Monday, June 25, 2012

Give refuge to Rohingya, neighbours told

CALL FOR ACTION: UN urged to establish panel of observers to monitor volatile areas in Myanmar 

Read more: Give refuge to Rohingya, neighbours told - General - New Straits Times
A Rohingya woman, whose husband was allegedly killed in Myanmar, weeps as she waits to be sent back to Myanmar from a camp in Taknaf, Bangladesh, on Friday. AP pic
KUALA LUMPUR: THE Perdana Global Peace Foundation (PGPF) has called on neighbouring countries to help stop the continued persecution of the Rohingya community in  Rakhine state of western Myanmar.

Its executive director, Dr Zulaiha Ismail, urged them to reach out to the stateless Rohingya minority, who are seeking asylum after being displaced from their homes.

"We appeal especially to the people and government of Bangladesh to allow the fleeing Rohingya to seek temporary refuge there.

"We are fully aware of the economic and social pressures of the Bangladeshi people who have already had to accommodate about 200,000 Rohingya refugees with little aid from the international community, but this is a human catastrophe that cannot be ignored," she said yesterday.

Zulaiha also called on the United Nations to speed up the process of helping the thousands of asylum seekers in neighbouring countries.

She urged the world body to establish an international panel of observers to monitor the volatile areas in Myanmar.

"Since the UN itself has recognised the Rohingya to be one of the most persecuted minorities in the world, this could be a deterrent to further persecution," she said.

The international media recently highlighted that the Rohingya minority were physically attacked and had their homes burnt.
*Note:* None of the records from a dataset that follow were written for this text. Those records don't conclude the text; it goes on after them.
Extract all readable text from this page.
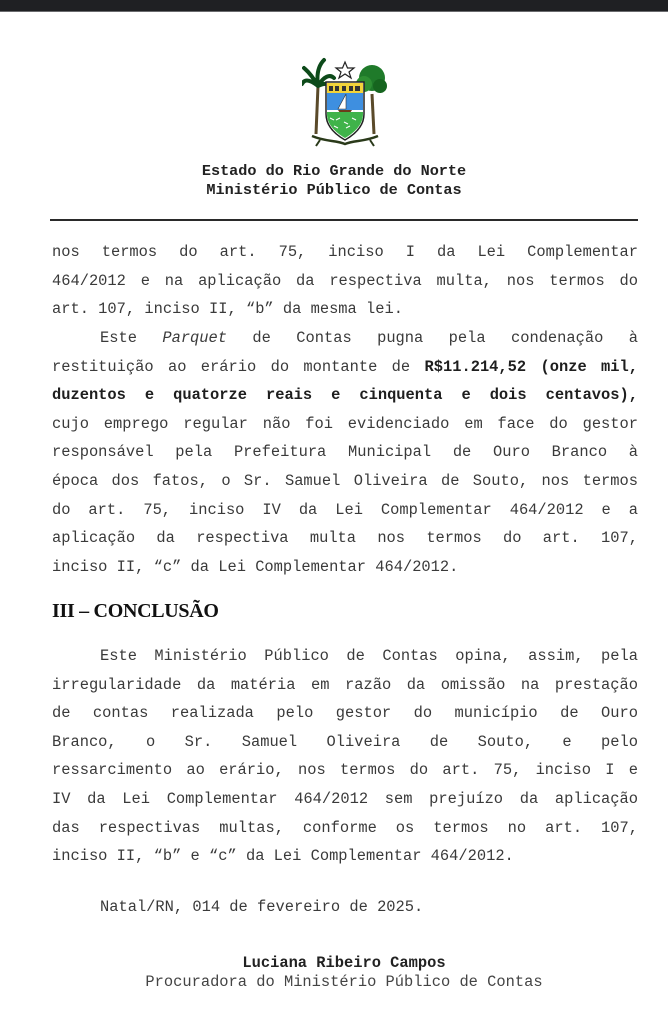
Estado do Rio Grande do Norte
Ministério Público de Contas
nos termos do art. 75, inciso I da Lei Complementar
464/2012 e na aplicação da respectiva multa, nos termos do
art. 107, inciso II, “b” da mesma lei.
Este Parquet de Contas pugna pela condenação à
restituição ao erário do montante de R$11.214,52 (onze mil,
duzentos e quatorze reais e cinquenta e dois centavos),
cujo emprego regular não foi evidenciado em face do gestor
responsável pela Prefeitura Municipal de Ouro Branco à
época dos fatos, o Sr. Samuel Oliveira de Souto, nos termos
do art. 75, inciso IV da Lei Complementar 464/2012 e a
aplicação da respectiva multa nos termos do art. 107,
inciso II, “c” da Lei Complementar 464/2012.
III – CONCLUSÃO
Este Ministério Público de Contas opina, assim, pela
irregularidade da matéria em razão da omissão na prestação
de contas realizada pelo gestor do município de Ouro
Branco, o Sr. Samuel Oliveira de Souto, e pelo
ressarcimento ao erário, nos termos do art. 75, inciso I e
IV da Lei Complementar 464/2012 sem prejuízo da aplicação
das respectivas multas, conforme os termos no art. 107,
inciso II, “b” e “c” da Lei Complementar 464/2012.
Natal/RN, 014 de fevereiro de 2025.
Luciana Ribeiro Campos
Procuradora do Ministério Público de Contas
Dozens had been reported dead, although it is believed that thousands had actually perished.

The Rohingya, who were born and lived in Myanmar, have been subject to human rights violations for decades.

The most evident being the denial of citizenship rights which has left the community vulnerable to intolerance and abuse.

Zulaiha said PGPF applauded the recent democratic progress in Myanmar, but expressed fear that the Rohingya issue could be relegated to that of a "sacrificial lamb".

"Given the high political stakes in the current liberalisation process in Myanmar, the Rohingya's plight will become an issue that is easily dispensable and of little significance to the political will of the major communities there."

PGPF, founded by former prime minister Tun Dr Mahathir Mohamad in 2005, is a movement that is committed towards advocating international peace and putting an end to war.